I am a expat and in my experience a flat around 500 sq ft will cost you no less than , I am talking about a livable one, 8,000 to a real nice one around 20,000 and up. 8,000 basic a room in a tall building. 20,000 and up a gym and for a added cost a pool and sports like squash and tennis. Electricity expensive compared to USA. Most expats hang out around central to Wan Chai. Central (LKF) bars and men in suits and Wan chai men in wet suits staggering around. Food depends on what you want. local Chinese mom and pop places which serve soup with food inside like pasta and meats cheap and if you want fine dinning well that will cost you more then you would like but there are many nice places. Transportation not a issue, all around and all works well. Crime none.


----------



## yushmori (Jul 18, 2011)

metoprohk, JWilliamson

謝謝, Thank you for your replies. 

I have been running into difficulties finding a livable studio / 1-bdrm apartment-- serviced ones seem to be above HKD8500/mo for as small as 200 sq ft in Sheung Wan all the way to Causeway Bay. This has been difficult since my budget is around HKD8000/mo.

Does anyone have experience living in a studio? (Studiostudio apartments, etc) I don't know how big 200 sq ft is- I've heard 300 sq ft is quite tiny.

I've also started to look for places on craigslist, but have already found two of a dozen or so owners I contacted to be "scammers" (google searched). For visa reasons, I won't be able to enter HK until 26 Aug, and my work starts on 5 Sep-- is it better to leave apartment searching until I get into HK, or is it a high-season now (should I continue looking for them, even if I won't be in HK for at least another month)?

Thanks


----------



## JWilliamson (May 31, 2010)

There are many real estate companies all around Causeway bay and Sheung Wan. That can find a place for you real quickly. You can easily search in Google and email them. Why you looking for service? You can find many without service for much less. yes I said 8,000 but that will be for a bigger place which is like 500 sq ft but yes you can find studios for less.


----------



## yushmori (Jul 18, 2011)

Hi JWilliamson,

Thanks for your response.
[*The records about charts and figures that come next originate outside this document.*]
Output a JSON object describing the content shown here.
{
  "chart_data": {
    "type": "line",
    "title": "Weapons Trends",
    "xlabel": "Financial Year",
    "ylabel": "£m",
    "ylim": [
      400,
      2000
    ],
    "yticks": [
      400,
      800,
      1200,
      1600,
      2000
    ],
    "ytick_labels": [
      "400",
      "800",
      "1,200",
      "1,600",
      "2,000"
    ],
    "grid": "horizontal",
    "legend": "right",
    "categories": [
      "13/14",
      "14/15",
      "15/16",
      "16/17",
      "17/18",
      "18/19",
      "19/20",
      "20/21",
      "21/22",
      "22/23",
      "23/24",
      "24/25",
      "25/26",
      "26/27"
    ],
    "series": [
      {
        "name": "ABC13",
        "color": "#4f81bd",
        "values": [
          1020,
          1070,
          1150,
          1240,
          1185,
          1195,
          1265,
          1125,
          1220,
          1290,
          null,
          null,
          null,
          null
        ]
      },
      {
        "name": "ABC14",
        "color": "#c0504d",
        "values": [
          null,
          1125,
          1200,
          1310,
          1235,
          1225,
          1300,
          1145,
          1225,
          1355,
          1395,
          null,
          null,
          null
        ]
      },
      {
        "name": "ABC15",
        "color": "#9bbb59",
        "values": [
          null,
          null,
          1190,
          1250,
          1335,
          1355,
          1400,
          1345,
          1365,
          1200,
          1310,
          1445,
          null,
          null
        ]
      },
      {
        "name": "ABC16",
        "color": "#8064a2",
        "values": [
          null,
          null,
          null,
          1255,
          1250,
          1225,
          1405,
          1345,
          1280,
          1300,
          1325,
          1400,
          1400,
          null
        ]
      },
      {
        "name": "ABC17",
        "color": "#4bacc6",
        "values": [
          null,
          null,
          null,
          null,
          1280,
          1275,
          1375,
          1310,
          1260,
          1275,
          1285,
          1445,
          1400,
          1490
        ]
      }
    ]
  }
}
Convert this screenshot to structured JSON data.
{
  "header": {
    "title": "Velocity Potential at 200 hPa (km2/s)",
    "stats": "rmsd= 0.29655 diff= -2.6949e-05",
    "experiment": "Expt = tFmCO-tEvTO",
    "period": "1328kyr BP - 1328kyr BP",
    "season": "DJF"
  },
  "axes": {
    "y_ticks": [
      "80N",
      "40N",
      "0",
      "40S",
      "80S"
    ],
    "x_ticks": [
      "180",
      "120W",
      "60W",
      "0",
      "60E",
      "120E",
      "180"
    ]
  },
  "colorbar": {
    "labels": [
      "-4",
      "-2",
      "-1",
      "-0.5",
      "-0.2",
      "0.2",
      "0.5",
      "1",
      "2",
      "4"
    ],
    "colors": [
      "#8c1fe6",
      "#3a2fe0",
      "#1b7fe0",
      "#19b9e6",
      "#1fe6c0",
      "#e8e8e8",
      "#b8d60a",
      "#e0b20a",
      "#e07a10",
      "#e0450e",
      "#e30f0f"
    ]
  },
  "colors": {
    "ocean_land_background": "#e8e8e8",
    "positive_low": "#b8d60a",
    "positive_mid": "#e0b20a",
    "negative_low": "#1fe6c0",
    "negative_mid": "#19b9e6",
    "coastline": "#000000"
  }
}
I was leaning towards serviced/all-inclusive units for convenience (fixed cost in my monthly budget) and because I was worried about high air conditioning / dehumidifying costs during the wet season.

Do you have an idea of the market for serviced/all-inclusive and plain vanilla units around Sheung Wan, Caseway, and Wan Chai? Since I'm not in HK yet I've been exclusively searching online, but haven't found anything generous like 500 sq ft for HKD8000-- more like 200 sq ft for HKD75000. Would it be better to look locally (wait til I actually get into HK and go walk into a real estate co.) than to continue searching online?


----------



## JWilliamson (May 31, 2010)

I would do a search of real estate companies and ask them questions and set up some meetings with them.


----------



## BlakeS (Oct 3, 2011)

yushmori,

What area did you end up getting a place at? How are the expenses for the first month for you? Manageable? Any unexpected expenditures so far? I'm moving in 20 days, so I'm looking for some recent and relevant insight.

Best,
Blake


----------



## Manting (Oct 5, 2011)

1. For room and board, get what you can. Living in Hong Kong isn't cheap, if you can manage to find a roomate. You can try roomorama(dot)com, granted it is more of an "extended stay" experience but you may be able to strike up a deal.

2. Most places in the Hong Kong island side is English friendly, and many places on the Kowloon side like Tsim Sha Tsui and Kownloon Tong.

3. The public transport is reliable, but just be prepared to be crushed like a sardine during rush hours and do not be suprised if you get physically pushed around.

4. LFK / or TST (you'll learn those abbreviations soon)


----------



## BlakeS (Oct 3, 2011)

Manting said:


> 1. For room and board, get what you can. Living in Hong Kong isn't cheap, if you can manage to find a roomate. You can try roomorama(dot)com, granted it is more of an "extended stay" experience but you may be able to strike up a deal.
> 
> 2. Most places in the Hong Kong island side is English friendly, and many places on the Kowloon side like Tsim Sha Tsui and Kownloon Tong.
> 
> ...


LFK? Did you mean LKF?

I spent 5 years in HK growing up, and I'm fluent in Mandarin, so communication and culture acclamation shouldn't be an issue for me. What I'm looking for is more along the lines of how much electricity costs (I've heard it's expensive, but no one has given me an estimate).

I'm staying at a serviced apartment for the first month so that I can go apartment hunting during the first month. I wouldn't sign a 1 year contract to a flat I've never personally seen. 

How much are the miscellaneous expenses like high speed internet and television? What about dry cleaning, or even full serviced laundry? I remember cell phone service is a pay-as-you go type deal, and it's all fairly reasonable.

Any tips would be appreciated.

Blake


----------



## jackysh (Jun 24, 2012)

halo,

new to this site here. 

how has your year been in hk? i am looking for apt as well it would be great if you would like to join my apt hunt/ house viewing. 

i have been thinking about sharing a 2 bedroom place with a flat mate. bigger nicer place for less money

if either way works, please let me know!

thanks


----------